それどころか、どこか憑き物が落ちたかのような彼女の表情を見れば、もう大丈夫だと確信させてくる。
「服、放してもいいか? 無理にとは言わないけど」
「あっ、そうだね。もうだいじょう………ううん。申し訳ないけど、もう少しだけこうしててもいいかな?」
「それは全然いいけど……体勢辛くないか? もう少しゆとりがあった方が……」
今の唯はほとんどの体重を前のめりになって拓也に預けている状態であり、そのままでは体に負担もかかるだろう。
せめてもう少し距離を開ければ余裕も生まれると思ったのだが、彼女が望むのはそうではなかったようだ。
「これがいいな。拓也くんが辛いならやめるけど……」
「俺の方は何ともないよ。思う存分倒れ込んでくれていい」
「…なら失礼して、ちょっとだけお願いするね?」
そう言う唯の目元はとても穏やかに緩められていて……なんとなくだが、自分に甘えてくれているようにも思えた。
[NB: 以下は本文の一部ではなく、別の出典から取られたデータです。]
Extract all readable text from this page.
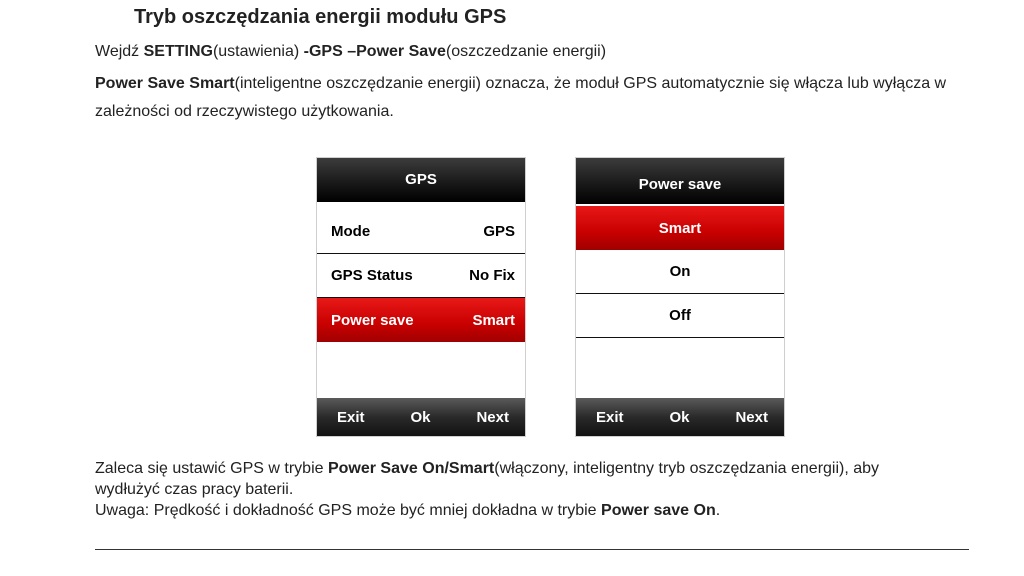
Tryb oszczędzania energii modułu GPS
Wejdź SETTING(ustawienia) -GPS –Power Save(oszczedzanie energii)
Power Save Smart(inteligentne oszczędzanie energii) oznacza, że moduł GPS automatycznie się włącza lub wyłącza w zależności od rzeczywistego użytkowania.
GPS
Mode	GPS
GPS Status	No Fix
Power save	Smart
Exit	Ok	Next
Power save
Smart
On
Off
Exit	Ok	Next
Zaleca się ustawić GPS w trybie Power Save On/Smart(włączony, inteligentny tryb oszczędzania energii), aby wydłużyć czas pracy baterii.
Uwaga: Prędkość i dokładność GPS może być mniej dokładna w trybie Power save On.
まだ慣れていないがゆえにぎこちなくなってしまっているのかもしれないが、それでも、他の誰かを頼ろうとしてくれているだけでも、彼女が前を向いてくれたようで嬉しく思えた。
しばしの間、再び場が静寂を支配する。
それでもその沈黙は、決して嫌なものだとは感じなかった。
「…もういいかな。ありがとうね」
「はいよ。お役に立てたなら結構だ」
ようやく満足したのか、それまで手にしていた服を手放し拓也の胸元からも離れていった。
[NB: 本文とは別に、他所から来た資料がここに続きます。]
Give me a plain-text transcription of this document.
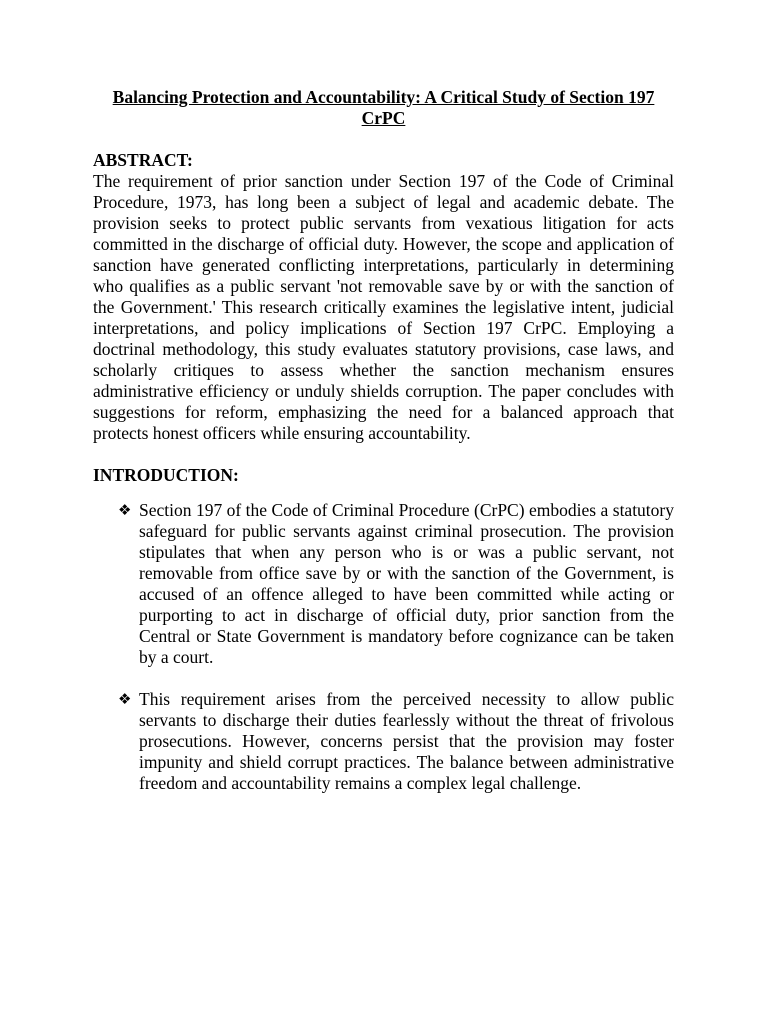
Balancing Protection and Accountability: A Critical Study of Section 197 CrPC
ABSTRACT:

The requirement of prior sanction under Section 197 of the Code of Criminal Procedure, 1973, has long been a subject of legal and academic debate. The provision seeks to protect public servants from vexatious litigation for acts committed in the discharge of official duty. However, the scope and application of sanction have generated conflicting interpretations, particularly in determining who qualifies as a public servant 'not removable save by or with the sanction of the Government.' This research critically examines the legislative intent, judicial interpretations, and policy implications of Section 197 CrPC. Employing a doctrinal methodology, this study evaluates statutory provisions, case laws, and scholarly critiques to assess whether the sanction mechanism ensures administrative efficiency or unduly shields corruption. The paper concludes with suggestions for reform, emphasizing the need for a balanced approach that protects honest officers while ensuring accountability.

INTRODUCTION:
❖ Section 197 of the Code of Criminal Procedure (CrPC) embodies a statutory safeguard for public servants against criminal prosecution. The provision stipulates that when any person who is or was a public servant, not removable from office save by or with the sanction of the Government, is accused of an offence alleged to have been committed while acting or purporting to act in discharge of official duty, prior sanction from the Central or State Government is mandatory before cognizance can be taken by a court.
❖ This requirement arises from the perceived necessity to allow public servants to discharge their duties fearlessly without the threat of frivolous prosecutions. However, concerns persist that the provision may foster impunity and shield corrupt practices. The balance between administrative freedom and accountability remains a complex legal challenge.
少し赤くはれた目元が唯の涙の痕跡を詳細に物語っているが、今はそれもどうでもよくなるくらいにはつらつとした笑みを見せてくれた。
「今日は本当にありがとう。おかげで、色々と心の整理もつけられた気がするよ」
「それは唯が頑張ってきたからこそだ。俺は何もしてない」
「そうかもしれない。けど、拓也くんが引っ張り出してくれたから、私も本音を吐き出せた。…そこにはやっぱり、お礼を言わせてほしいな」
拓也は自分では何もしていないと思っているし、それはなんてこともない事実だとも考えている。
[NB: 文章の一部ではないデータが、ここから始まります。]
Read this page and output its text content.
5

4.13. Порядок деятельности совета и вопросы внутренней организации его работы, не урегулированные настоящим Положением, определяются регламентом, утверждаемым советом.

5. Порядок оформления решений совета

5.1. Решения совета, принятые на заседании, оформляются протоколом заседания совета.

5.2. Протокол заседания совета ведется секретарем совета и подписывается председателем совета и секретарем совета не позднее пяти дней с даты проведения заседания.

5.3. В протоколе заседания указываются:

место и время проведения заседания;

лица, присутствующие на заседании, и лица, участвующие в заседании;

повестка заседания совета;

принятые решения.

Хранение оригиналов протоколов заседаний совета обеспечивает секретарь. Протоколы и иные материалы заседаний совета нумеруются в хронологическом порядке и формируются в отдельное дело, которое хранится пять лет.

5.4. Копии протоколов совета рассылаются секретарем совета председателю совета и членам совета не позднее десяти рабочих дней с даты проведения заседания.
今回の一件は、これまでに唯が苦しんできた過去を乗り越えられたからこそ、起こりえたことだったと思っていた。
だが唯からすればそうではなかったようで、心からの感謝を込めた声色で礼を伝えられる。
…これを無碍にするのは、さすがに違うか。
「ああ。その礼は受け取っておくよ。…これからどうする? 唯も疲れただろうし、家に戻るか?」
あれだけ感情を露わにしていたのだから、泣き疲れてだっているだろう。
精神的な苦痛が緩和されたとしても、それと肉体の疲労はまた別の話だ。
「うーん……できれば、もう少しここに居たいな」
「…そっか。なら、好きなだけ居てくれればいい」
そう言われてしまえば、拓也には拒否することなどできない。
まだここに居たいと言ってくれるのはそれだけこの家を居心地よく思ってくれているということでもあるし、焦って帰る必要もないか。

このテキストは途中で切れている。